The cow was either very young and naïve, or she was just stupid. I saw her on the very first day I showed up to hunt elk on a new mountain range. She was standing there in the middle of the field, calmly munching a mouthful of grass about 100 yards from where I parked my truck. Who knows why she separated herself from the other elk running around on top of the peaks, but she showed absolutely no fear. She just stood there looking at me. I had an either-sex tag in my pocket and she was on public land. “Well, that was easy,” I thought, raising my rifle and settling the crosshairs on her shoulder. Then I thought about all that planning for the season I’d done, and all those big bull elk fantasies I’d had, and how it was all about to culminate in simply shooting a cow elk 100 yards from my car.
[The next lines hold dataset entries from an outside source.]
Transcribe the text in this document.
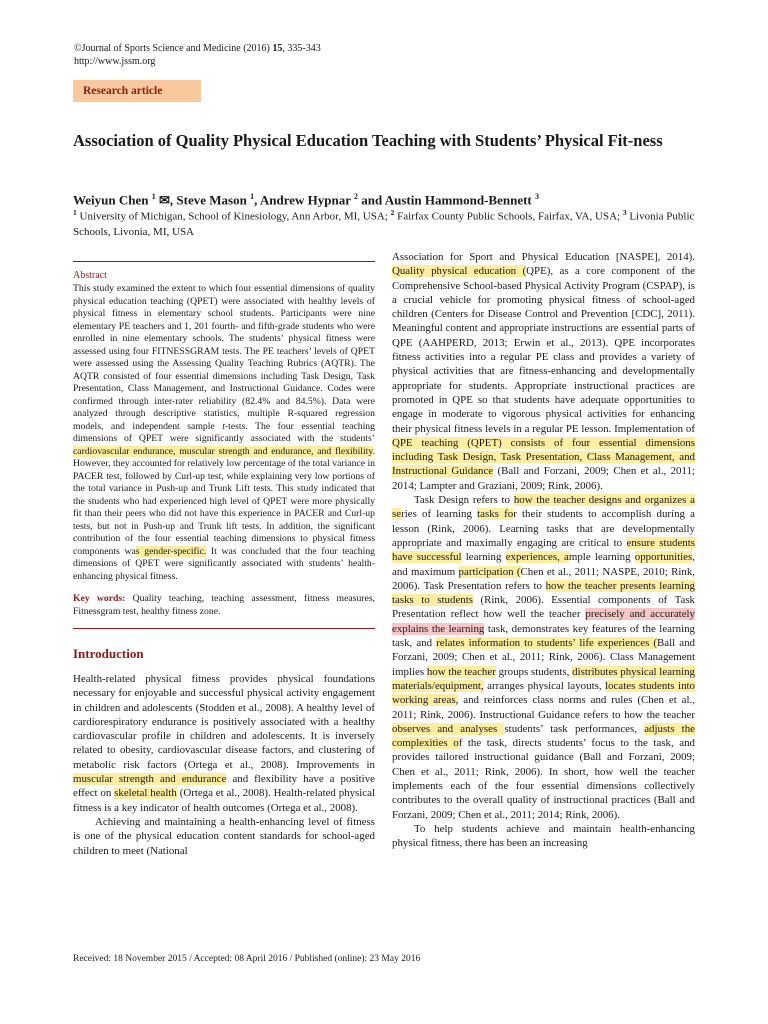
©Journal of Sports Science and Medicine (2016) 15, 335-343
http://www.jssm.org
Research article
Association of Quality Physical Education Teaching with Students’ Physical Fit-ness
Weiyun Chen $^1$ ✉, Steve Mason $^1$, Andrew Hypnar $^2$ and Austin Hammond-Bennett $^3$
$^1$ University of Michigan, School of Kinesiology, Ann Arbor, MI, USA; $^2$ Fairfax County Public Schools, Fairfax, VA, USA; $^3$ Livonia Public Schools, Livonia, MI, USA
Abstract

This study examined the extent to which four essential dimensions of quality physical education teaching (QPET) were associated with healthy levels of physical fitness in elementary school students. Participants were nine elementary PE teachers and 1, 201 fourth- and fifth-grade students who were enrolled in nine elementary schools. The students’ physical fitness were assessed using four FITNESSGRAM tests. The PE teachers’ levels of QPET were assessed using the Assessing Quality Teaching Rubrics (AQTR). The AQTR consisted of four essential dimensions including Task Design, Task Presentation, Class Management, and Instructional Guidance. Codes were confirmed through inter-rater reliability (82.4% and 84.5%). Data were analyzed through descriptive statistics, multiple R-squared regression models, and independent sample t-tests. The four essential teaching dimensions of QPET were significantly associated with the students’ cardiovascular endurance, muscular strength and endurance, and flexibility. However, they accounted for relatively low percentage of the total variance in PACER test, followed by Curl-up test, while explaining very low portions of the total variance in Push-up and Trunk Lift tests. This study indicated that the students who had experienced high level of QPET were more physically fit than their peers who did not have this experience in PACER and Curl-up tests, but not in Push-up and Trunk lift tests. In addition, the significant contribution of the four essential teaching dimensions to physical fitness components was gender-specific. It was concluded that the four teaching dimensions of QPET were significantly associated with students’ health-enhancing physical fitness.

Key words: Quality teaching, teaching assessment, fitness measures, Fitnessgram test, healthy fitness zone.

Introduction

Health-related physical fitness provides physical foundations necessary for enjoyable and successful physical activity engagement in children and adolescents (Stodden et al., 2008). A healthy level of cardiorespiratory endurance is positively associated with a healthy cardiovascular profile in children and adolescents. It is inversely related to obesity, cardiovascular disease factors, and clustering of metabolic risk factors (Ortega et al., 2008). Improvements in muscular strength and endurance and flexibility have a positive effect on skeletal health (Ortega et al., 2008). Health-related physical fitness is a key indicator of health outcomes (Ortega et al., 2008).

Achieving and maintaining a health-enhancing level of fitness is one of the physical education content standards for school-aged children to meet (National

Association for Sport and Physical Education [NASPE], 2014). Quality physical education (QPE), as a core component of the Comprehensive School-based Physical Activity Program (CSPAP), is a crucial vehicle for promoting physical fitness of school-aged children (Centers for Disease Control and Prevention [CDC], 2011). Meaningful content and appropriate instructions are essential parts of QPE (AAHPERD, 2013; Erwin et al., 2013). QPE incorporates fitness activities into a regular PE class and provides a variety of physical activities that are fitness-enhancing and developmentally appropriate for students. Appropriate instructional practices are promoted in QPE so that students have adequate opportunities to engage in moderate to vigorous physical activities for enhancing their physical fitness levels in a regular PE lesson. Implementation of QPE teaching (QPET) consists of four essential dimensions including Task Design, Task Presentation, Class Management, and Instructional Guidance (Ball and Forzani, 2009; Chen et al., 2011; 2014; Lampter and Graziani, 2009; Rink, 2006).

Task Design refers to how the teacher designs and organizes a series of learning tasks for their students to accomplish during a lesson (Rink, 2006). Learning tasks that are developmentally appropriate and maximally engaging are critical to ensure students have successful learning experiences, ample learning opportunities, and maximum participation (Chen et al., 2011; NASPE, 2010; Rink, 2006). Task Presentation refers to how the teacher presents learning tasks to students (Rink, 2006). Essential components of Task Presentation reflect how well the teacher precisely and accurately explains the learning task, demonstrates key features of the learning task, and relates information to students’ life experiences (Ball and Forzani, 2009; Chen et al., 2011; Rink, 2006). Class Management implies how the teacher groups students, distributes physical learning materials/equipment, arranges physical layouts, locates students into working areas, and reinforces class norms and rules (Chen et al., 2011; Rink, 2006). Instructional Guidance refers to how the teacher observes and analyses students’ task performances, adjusts the complexities of the task, directs students’ focus to the task, and provides tailored instructional guidance (Ball and Forzani, 2009; Chen et al., 2011; Rink, 2006). In short, how well the teacher implements each of the four essential dimensions collectively contributes to the overall quality of instructional practices (Ball and Forzani, 2009; Chen et al., 2011; 2014; Rink, 2006).

To help students achieve and maintain health-enhancing physical fitness, there has been an increasing

Received: 18 November 2015 / Accepted: 08 April 2016 / Published (online): 23 May 2016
It just didn’t feel right. It was against my code. I lowered my rifle, and looked up at the mountains beyond the cow. “Too easy,” I said out loud, shooing the cow elk out of my way and starting the long trudge up the mountain. It has long been my belief that in order to be a good hunter, you have to adhere to some sort of ethical code—your own set of guidelines that not only keep you on the right side of the law, but on the right side of your own morality. Too often, it seems, we hunters get so wound up by the idea of being successful, the idea of making a kill, that we will stop at almost nothing to do it. That isn’t what hunting is about, or at least it isn’t what it should be about.
For me, hunting is about challenging myself. It’s about using my instincts and woodsmanship to outsmart a wild animal in its natural environment. I believe in fair-chase hunting in challenging terrain and keeping the odds in the animals’ favor. It’s a belief that I stick to. And while I’m not above taking an unexpected opportunity when it presents itself, I won’t take one that violates those beliefs—like shooting an overly brazen cow elk 100 yards from my truck. Now, I’m not saying that every hunter has to share my beliefs, but I do believe that you’re only as good a hunter as the standards you set for yourself.
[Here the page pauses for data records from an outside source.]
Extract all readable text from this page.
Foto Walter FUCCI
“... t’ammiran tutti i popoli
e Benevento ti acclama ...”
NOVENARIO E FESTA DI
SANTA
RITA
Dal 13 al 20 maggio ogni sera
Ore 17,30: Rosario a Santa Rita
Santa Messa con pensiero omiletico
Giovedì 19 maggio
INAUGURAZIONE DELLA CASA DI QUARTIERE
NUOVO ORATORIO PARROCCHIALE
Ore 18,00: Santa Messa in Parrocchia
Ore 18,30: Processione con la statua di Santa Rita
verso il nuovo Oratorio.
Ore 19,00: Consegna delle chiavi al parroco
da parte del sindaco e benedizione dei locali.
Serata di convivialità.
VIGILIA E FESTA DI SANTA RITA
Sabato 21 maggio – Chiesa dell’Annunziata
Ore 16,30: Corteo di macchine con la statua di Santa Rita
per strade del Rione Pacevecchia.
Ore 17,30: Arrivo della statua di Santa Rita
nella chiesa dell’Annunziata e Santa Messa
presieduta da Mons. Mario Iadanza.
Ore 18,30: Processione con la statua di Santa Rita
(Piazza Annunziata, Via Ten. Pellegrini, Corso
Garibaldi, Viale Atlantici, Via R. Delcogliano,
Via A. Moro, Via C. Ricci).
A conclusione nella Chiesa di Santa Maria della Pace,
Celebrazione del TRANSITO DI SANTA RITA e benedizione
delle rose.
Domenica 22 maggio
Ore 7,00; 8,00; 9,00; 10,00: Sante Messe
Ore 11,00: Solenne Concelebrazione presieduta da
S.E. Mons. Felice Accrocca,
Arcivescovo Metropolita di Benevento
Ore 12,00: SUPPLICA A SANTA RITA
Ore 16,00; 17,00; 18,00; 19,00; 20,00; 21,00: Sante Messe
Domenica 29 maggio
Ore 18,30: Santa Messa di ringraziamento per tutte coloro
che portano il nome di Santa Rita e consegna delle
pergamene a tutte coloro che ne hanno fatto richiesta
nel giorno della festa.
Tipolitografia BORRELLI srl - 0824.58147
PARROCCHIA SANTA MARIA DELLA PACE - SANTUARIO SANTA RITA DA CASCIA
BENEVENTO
Set your standards before you set foot in the woods. Think about not only what and where you want to hunt, but how you want to hunt. Choose a hunting method and weapon, think about the size and age of the animal you want to harvest, and once all of that is decided, stick to it for as long as you can. What’s probably more important is deciding early what you don’t want to do. For me, this includes hunting over bait or behind high fences, where the game has no avenue of escape. It includes not hunting when animals are disturbed from their natural movement, like when ranchers drive their cattle down from the high pastures and push elk and deer down into the river bottoms. Now, that is not to say that if I happen to be in those river bottoms, or on the side of a mountain when those cattle push a big bull or buck by me, I won’t shoot it and be happy. But I won’t purposely go hunt there when I know the cattle are being driven. It’s a thin gray line, but it’s a line.
That’s the thing about adhering to your own hunting code, it gives you a baseline to follow so that even if you have to alter your plans, you’re not violating your own personal standards. If tracking down a big buck isn’t working, instead of putting a pile of apples in a field, you can try putting up a tree stand. If you can’t get that monster herd bull into bow range, you can maybe knock down one of the smaller satellite bulls or try using a muzzleloader. Allowing yourself to adapt while still staying within those moral boundaries you set for yourself simply makes you a better hunter.
One of the most common arguments I hear from other, less scrupulous hunters than myself is that what they do “isn’t illegal.” To that I say that if living in this day and age has taught us anything, there is a big difference between what is lawful and what it right. Having integrity is critical in hunting, and in the end it really all comes down to personal preference. So come up with your own rules for yourself, because whatever game you harvest, and however you go about doing it, there aren’t any do-overs in hunting. You’re the one who has to live with how it feels at the end of the hunting season. Hopefully it feels right.